Even in the midst of an uncharacteristic rainstorm in South Central Los Angeles, Black voters braved the elements to cast their ballots — in some cases for one of the record number of Black candidates on this year’s ballots. Though Los Angeles is a Democratic stronghold, voter Raymond Jones, 48, said casting his ballot in this year’s election seemed especially important. The city could elect its first woman and second Black person as mayor: Karen Bass, a U.S. representative and Los Angeles native.
“This city is changing quickly,” Jones said. “We need someone who is from the neighborhood and understands its issues.”
Broken machines and voter harassment
Still, problems erupted in some counties where eleventh-hour changes to election processes created disputes and confusion.
In Florida on Tuesday, Republican Gov. Ron DeSantis refused to allow federal election monitors inside polling stations, a regular practice by the Justice Department’s Civil Rights Division since enactment of the Voting Rights Act of 1965. The department deployed monitors to 64 jurisdictions in 24 states to ensure polling stations were in compliance with federal law.

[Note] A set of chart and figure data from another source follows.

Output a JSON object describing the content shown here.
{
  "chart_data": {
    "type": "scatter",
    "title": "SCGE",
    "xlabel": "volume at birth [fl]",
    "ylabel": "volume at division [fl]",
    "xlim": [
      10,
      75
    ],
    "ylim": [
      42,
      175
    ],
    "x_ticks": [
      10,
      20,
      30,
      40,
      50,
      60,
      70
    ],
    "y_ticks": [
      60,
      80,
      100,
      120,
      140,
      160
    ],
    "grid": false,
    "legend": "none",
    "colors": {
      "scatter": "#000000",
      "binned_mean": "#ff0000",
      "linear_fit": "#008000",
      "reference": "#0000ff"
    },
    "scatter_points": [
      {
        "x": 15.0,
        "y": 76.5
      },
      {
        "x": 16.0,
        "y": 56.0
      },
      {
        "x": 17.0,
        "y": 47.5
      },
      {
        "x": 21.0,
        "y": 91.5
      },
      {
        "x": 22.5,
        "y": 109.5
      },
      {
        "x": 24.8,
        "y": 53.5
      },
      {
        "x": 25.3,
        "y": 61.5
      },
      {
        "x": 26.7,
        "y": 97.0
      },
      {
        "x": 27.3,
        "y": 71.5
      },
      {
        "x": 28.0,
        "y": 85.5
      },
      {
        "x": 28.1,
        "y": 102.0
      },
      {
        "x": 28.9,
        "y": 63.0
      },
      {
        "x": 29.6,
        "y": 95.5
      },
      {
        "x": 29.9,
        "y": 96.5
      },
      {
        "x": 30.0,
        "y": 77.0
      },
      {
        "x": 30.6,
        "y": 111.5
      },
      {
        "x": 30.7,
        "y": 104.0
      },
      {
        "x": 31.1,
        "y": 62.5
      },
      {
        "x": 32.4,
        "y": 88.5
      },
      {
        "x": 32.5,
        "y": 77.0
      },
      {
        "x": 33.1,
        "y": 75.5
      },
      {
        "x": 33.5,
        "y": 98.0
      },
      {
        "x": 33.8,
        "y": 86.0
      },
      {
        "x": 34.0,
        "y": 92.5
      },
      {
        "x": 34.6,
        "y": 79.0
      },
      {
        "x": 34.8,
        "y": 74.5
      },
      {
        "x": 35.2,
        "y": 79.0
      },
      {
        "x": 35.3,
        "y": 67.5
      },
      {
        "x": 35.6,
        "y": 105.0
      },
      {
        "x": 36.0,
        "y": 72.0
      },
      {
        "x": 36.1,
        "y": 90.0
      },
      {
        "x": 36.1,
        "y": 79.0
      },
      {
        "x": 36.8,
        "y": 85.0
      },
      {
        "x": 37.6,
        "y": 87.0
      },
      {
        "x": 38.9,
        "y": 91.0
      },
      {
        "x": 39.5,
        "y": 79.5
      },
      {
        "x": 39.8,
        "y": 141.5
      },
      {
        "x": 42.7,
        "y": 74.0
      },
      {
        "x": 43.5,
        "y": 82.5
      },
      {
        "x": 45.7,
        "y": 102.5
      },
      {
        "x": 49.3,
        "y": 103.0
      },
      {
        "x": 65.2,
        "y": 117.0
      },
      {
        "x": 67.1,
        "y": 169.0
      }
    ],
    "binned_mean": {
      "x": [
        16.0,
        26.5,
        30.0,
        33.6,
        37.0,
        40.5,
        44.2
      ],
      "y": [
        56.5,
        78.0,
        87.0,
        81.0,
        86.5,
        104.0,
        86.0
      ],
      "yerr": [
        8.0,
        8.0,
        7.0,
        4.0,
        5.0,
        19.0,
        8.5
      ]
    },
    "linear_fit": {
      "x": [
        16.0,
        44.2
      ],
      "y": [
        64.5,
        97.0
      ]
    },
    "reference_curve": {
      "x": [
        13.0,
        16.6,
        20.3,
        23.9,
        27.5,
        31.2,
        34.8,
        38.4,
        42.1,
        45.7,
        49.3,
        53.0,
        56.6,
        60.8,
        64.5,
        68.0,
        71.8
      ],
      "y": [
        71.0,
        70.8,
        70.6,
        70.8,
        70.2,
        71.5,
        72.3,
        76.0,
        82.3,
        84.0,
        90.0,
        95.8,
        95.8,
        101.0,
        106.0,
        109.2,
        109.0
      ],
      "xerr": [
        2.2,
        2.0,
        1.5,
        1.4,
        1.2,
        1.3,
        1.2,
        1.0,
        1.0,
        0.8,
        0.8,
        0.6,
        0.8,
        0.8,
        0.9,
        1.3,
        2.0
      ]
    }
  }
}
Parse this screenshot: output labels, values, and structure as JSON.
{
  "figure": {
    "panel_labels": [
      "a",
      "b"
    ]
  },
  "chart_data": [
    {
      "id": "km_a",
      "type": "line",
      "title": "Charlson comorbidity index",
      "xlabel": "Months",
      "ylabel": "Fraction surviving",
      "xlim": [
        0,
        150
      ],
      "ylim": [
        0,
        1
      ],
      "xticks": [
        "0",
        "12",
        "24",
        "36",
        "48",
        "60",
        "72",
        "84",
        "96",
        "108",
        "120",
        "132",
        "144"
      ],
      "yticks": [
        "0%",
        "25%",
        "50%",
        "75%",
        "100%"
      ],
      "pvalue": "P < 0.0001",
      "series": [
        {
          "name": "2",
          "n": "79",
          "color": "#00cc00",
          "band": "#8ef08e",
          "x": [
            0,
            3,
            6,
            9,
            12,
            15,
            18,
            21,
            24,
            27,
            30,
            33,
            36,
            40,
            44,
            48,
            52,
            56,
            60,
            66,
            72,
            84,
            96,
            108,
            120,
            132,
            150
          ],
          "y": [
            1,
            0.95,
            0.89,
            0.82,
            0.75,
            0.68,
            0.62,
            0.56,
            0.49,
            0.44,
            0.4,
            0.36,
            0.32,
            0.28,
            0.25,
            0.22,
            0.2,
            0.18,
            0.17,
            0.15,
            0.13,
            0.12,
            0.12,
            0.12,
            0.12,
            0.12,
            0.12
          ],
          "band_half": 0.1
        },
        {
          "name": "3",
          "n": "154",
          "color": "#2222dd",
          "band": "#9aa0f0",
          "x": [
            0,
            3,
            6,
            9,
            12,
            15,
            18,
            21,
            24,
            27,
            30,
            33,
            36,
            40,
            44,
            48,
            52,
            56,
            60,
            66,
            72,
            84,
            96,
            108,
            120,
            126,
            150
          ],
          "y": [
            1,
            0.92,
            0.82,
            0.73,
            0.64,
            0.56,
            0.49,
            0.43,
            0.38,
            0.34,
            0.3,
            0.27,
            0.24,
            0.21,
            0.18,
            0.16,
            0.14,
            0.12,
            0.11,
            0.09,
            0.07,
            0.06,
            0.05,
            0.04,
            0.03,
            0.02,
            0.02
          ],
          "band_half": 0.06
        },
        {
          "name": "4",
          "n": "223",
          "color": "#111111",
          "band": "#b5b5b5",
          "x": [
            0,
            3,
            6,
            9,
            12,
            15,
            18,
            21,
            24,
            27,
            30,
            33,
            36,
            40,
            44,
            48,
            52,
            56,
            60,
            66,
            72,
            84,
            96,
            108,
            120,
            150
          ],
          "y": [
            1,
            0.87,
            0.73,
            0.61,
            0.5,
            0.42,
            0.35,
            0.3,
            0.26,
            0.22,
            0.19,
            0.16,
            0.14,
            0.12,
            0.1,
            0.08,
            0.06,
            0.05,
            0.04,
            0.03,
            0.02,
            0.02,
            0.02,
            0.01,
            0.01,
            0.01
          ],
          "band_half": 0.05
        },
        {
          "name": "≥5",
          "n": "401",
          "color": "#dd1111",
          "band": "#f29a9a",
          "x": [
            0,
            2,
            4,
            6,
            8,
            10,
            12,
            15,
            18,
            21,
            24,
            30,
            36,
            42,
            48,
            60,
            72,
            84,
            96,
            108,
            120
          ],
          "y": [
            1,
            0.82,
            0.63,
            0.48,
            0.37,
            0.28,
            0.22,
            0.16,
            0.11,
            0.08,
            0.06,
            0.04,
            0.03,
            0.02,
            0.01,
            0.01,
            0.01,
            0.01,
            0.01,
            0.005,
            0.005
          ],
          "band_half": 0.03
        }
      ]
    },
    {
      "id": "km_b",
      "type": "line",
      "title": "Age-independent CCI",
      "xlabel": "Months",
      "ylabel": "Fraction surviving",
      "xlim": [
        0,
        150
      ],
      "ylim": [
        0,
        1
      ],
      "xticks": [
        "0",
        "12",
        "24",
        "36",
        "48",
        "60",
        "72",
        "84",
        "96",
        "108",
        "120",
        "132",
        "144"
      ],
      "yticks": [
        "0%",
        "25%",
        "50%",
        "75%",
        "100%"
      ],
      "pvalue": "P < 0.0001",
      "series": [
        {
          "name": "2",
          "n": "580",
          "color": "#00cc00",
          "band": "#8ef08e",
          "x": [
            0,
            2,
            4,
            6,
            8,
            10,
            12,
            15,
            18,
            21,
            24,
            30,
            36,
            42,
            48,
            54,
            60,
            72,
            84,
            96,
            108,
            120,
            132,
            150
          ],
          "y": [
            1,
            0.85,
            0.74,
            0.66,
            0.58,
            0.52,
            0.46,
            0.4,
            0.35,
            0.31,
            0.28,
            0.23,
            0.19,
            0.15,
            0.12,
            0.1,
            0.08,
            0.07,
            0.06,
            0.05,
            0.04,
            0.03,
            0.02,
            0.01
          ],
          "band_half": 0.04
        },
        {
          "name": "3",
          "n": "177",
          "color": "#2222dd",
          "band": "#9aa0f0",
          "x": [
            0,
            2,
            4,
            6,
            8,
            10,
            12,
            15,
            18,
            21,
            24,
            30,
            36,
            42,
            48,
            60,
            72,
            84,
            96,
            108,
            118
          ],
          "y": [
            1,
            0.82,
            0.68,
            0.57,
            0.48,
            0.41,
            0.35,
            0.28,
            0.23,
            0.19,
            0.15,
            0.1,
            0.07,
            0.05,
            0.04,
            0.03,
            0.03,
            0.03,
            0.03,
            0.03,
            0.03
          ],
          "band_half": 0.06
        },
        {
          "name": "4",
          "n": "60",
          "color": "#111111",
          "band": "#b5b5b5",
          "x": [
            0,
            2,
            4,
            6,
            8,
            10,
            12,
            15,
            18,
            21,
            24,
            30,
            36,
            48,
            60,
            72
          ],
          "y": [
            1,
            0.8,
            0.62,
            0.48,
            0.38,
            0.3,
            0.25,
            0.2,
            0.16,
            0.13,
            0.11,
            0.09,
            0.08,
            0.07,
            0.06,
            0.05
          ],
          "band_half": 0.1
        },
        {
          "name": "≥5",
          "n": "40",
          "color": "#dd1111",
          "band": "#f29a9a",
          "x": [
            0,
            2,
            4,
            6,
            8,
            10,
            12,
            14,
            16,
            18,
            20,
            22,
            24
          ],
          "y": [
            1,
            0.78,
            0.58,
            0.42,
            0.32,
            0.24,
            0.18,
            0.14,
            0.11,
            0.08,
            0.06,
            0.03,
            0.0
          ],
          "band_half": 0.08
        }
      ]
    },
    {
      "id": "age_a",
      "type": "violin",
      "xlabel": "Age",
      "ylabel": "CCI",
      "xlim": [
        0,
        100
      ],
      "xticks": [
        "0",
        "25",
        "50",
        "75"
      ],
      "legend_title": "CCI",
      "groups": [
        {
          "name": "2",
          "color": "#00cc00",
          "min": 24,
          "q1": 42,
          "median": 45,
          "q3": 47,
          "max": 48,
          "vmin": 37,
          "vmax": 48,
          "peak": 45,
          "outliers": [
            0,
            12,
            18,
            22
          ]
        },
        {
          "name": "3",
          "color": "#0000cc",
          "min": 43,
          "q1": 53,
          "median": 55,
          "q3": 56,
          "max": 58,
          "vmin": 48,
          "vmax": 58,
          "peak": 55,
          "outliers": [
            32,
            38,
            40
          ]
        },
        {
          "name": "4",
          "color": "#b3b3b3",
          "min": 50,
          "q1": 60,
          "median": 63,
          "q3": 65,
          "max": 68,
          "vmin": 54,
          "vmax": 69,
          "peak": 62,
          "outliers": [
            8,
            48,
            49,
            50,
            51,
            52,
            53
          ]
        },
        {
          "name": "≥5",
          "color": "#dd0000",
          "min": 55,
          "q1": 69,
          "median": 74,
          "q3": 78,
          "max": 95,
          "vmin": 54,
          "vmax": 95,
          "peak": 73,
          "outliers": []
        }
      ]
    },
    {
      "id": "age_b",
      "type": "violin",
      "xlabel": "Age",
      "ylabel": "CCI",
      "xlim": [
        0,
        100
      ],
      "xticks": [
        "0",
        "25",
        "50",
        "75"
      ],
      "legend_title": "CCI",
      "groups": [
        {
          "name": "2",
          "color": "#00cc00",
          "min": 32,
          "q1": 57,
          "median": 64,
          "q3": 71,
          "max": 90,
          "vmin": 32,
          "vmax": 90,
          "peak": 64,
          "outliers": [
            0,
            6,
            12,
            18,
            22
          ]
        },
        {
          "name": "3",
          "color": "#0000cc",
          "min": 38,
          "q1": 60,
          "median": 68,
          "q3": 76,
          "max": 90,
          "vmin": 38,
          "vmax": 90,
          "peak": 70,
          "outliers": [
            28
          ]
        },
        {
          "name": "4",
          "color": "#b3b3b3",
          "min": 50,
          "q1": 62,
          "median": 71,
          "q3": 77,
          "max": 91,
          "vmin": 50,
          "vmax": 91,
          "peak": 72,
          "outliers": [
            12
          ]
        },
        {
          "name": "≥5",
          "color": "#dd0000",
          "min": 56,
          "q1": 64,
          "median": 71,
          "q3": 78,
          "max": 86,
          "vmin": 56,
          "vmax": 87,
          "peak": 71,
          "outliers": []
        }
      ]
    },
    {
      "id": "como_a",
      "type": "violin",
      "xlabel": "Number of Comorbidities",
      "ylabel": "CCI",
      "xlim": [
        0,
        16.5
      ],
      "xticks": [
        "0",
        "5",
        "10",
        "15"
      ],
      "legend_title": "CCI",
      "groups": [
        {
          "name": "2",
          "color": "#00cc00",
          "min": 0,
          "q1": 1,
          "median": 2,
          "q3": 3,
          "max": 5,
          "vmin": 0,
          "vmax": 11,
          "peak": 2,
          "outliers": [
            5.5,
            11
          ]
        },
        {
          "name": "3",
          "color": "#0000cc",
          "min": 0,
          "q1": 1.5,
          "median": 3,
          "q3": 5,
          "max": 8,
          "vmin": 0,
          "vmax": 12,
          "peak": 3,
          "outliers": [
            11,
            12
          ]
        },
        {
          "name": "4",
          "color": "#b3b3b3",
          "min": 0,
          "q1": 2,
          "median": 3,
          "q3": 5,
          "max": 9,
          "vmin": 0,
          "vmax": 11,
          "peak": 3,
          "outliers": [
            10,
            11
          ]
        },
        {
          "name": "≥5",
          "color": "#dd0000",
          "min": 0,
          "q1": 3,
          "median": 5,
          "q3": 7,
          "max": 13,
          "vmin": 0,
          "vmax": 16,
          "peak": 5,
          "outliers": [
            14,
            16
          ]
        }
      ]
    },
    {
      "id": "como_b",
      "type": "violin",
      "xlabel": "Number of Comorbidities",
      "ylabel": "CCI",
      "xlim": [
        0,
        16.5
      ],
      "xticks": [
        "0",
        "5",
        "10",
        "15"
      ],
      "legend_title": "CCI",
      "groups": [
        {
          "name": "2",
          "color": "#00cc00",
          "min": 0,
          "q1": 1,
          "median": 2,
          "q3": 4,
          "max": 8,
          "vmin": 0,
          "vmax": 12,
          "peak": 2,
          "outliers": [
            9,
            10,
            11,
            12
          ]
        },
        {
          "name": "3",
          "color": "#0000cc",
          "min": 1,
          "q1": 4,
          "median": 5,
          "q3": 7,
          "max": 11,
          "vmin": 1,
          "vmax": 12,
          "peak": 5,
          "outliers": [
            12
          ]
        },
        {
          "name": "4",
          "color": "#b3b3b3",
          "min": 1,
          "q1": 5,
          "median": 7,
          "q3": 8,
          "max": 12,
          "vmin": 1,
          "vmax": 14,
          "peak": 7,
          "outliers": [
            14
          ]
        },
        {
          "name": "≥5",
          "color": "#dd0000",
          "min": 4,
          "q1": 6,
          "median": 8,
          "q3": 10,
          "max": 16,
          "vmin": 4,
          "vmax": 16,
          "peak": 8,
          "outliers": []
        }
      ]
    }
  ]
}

In a letter to federal officials, DeSantis’ general counsel wrote that the state would send its own monitors to the polling stations in Miami-Dade, Broward, and Palm Beach counties — where the Black population ranges between 17% to 30%, according to Census figures. A Justice Department spokesperson told Capital B that DOJ election monitors remained outside the polling stations.
DeSantis’ interference came months after he announced the arrests of 20 formerly incarcerated people, mostly Black, who had cast ballots in the 2020 election, on allegations of voter fraud.
In Beaumont, Texas, a majority Black port city that borders Louisiana, Black voters reported being harassed and intimidated during the state’s early voting period. A suit brought by the town’s NAACP chapter alleges that poll workers were aggressive toward Black voters and asked them to recite their addresses out loud, even after they were verified.
Ahead of Election Day, a federal district judge ruled that election workers in Jefferson County, where Beaumont is located, were barred from scrutinizing the identities of Black voters.
And in Maricopa County, Arizona, one-fifth of the region’s voting machines were not working for much of the day. Voters were allowed to leave their ballots to be entered into the machines once they were operating again, or they were told to return hours later to cast their ballots themselves.
While the issues were spread evenly throughout the area, in South Phoenix — the county’s Black Belt — some voters said that they did not want to risk losing their right to vote.
“They said that we can slide it in the machine, but I don’t want to risk it,” Josh Erb, a South Phoenix voter, told the Arizona Republic. “If it’s not working, I’m not going to place my vote.”